Generosity: Rather unseasonally the radio blasted out familiar words from a song I’d known for years:

'They say the best things in life are free

But you can give them to the birds and bees

I need money, that's what I want

That's what I want, yeah that's what I want.'

Was the singer being ironic? Perhaps – or perhaps not.

Money matters have come strongly into focus again at the close of the year.

The Government’s decision to bring forward plans to change the maximum stake on fixed-odds betting terminals reminds us that the use of money can be both a source of pain as well as good.

The Christian take on money has often been misrepresented: the Bible does not say money is the root of all evils but rather that the love of money is a root of all kinds of evil.

Money helps protect the most vulnerable in society, while valuing it above everything else can lead to a host of problems from debt to exploitation.

The message of Christmas is that God loves the world with boundless generosity.

Jesus was born to express the generosity of a God who longs for all people to know his care and compassion.

Generous love like this is utterly infectious. Once we have tasted it, we begin to change.

Selfish acts seem out of place to us, while sharing our own wealth becomes a little more natural.

This Christmas we will have opportunities to show our love for others by the gifts we give them.

And even if our giving is relatively modest, the very act of doing so echoes just a very little of the extraordinary generosity of God.

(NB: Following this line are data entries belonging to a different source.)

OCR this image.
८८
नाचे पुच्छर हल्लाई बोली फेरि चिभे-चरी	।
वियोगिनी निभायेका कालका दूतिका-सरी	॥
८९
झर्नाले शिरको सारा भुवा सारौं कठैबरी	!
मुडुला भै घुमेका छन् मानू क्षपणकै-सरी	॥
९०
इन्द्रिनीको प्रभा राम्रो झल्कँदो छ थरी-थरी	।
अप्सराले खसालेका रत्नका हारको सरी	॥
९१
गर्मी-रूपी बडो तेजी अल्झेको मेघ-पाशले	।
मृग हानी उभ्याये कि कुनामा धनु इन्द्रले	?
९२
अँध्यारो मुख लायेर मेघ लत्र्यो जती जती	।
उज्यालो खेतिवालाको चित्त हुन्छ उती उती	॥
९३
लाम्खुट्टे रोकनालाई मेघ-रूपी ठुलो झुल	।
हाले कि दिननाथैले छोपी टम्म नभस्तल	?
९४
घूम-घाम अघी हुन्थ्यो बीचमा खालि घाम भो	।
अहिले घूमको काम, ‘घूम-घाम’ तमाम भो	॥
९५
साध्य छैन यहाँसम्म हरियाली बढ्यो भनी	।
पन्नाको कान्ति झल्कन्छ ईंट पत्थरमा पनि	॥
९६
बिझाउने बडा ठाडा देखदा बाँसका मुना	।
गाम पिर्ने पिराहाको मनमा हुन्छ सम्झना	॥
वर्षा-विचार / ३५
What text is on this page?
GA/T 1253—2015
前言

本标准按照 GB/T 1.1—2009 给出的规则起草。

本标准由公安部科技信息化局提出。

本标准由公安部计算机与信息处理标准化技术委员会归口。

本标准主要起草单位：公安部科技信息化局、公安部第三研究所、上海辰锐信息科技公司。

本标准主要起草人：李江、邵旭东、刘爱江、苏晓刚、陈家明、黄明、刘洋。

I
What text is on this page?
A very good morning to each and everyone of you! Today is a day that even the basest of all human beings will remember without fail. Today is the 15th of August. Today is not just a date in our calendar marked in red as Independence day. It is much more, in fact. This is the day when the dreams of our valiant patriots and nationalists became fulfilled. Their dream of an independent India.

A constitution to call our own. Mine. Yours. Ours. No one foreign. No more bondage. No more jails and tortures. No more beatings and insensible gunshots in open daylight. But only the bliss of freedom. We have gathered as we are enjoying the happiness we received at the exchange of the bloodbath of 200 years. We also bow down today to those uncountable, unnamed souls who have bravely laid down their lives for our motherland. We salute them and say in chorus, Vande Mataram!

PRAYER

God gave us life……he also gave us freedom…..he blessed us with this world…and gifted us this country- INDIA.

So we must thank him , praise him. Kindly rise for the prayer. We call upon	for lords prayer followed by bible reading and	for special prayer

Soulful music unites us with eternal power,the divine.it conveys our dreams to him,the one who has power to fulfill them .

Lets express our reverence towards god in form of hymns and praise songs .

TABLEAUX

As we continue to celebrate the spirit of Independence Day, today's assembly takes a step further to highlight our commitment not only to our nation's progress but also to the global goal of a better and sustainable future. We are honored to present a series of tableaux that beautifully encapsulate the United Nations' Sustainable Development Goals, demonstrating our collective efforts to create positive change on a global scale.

We can also show generosity to those we don’t know, through giving to charities and projects supporting those in need in our local communities or further afield.

The song, strangely, says something important: the truth is that everyone needs money to live. And there’s the prompt for generosity – that word ‘everyone’. And that means something bigger and better and more worthy by far. Generosity. We need generosity. Like God’s.

May I wish you all a very merry Christmas.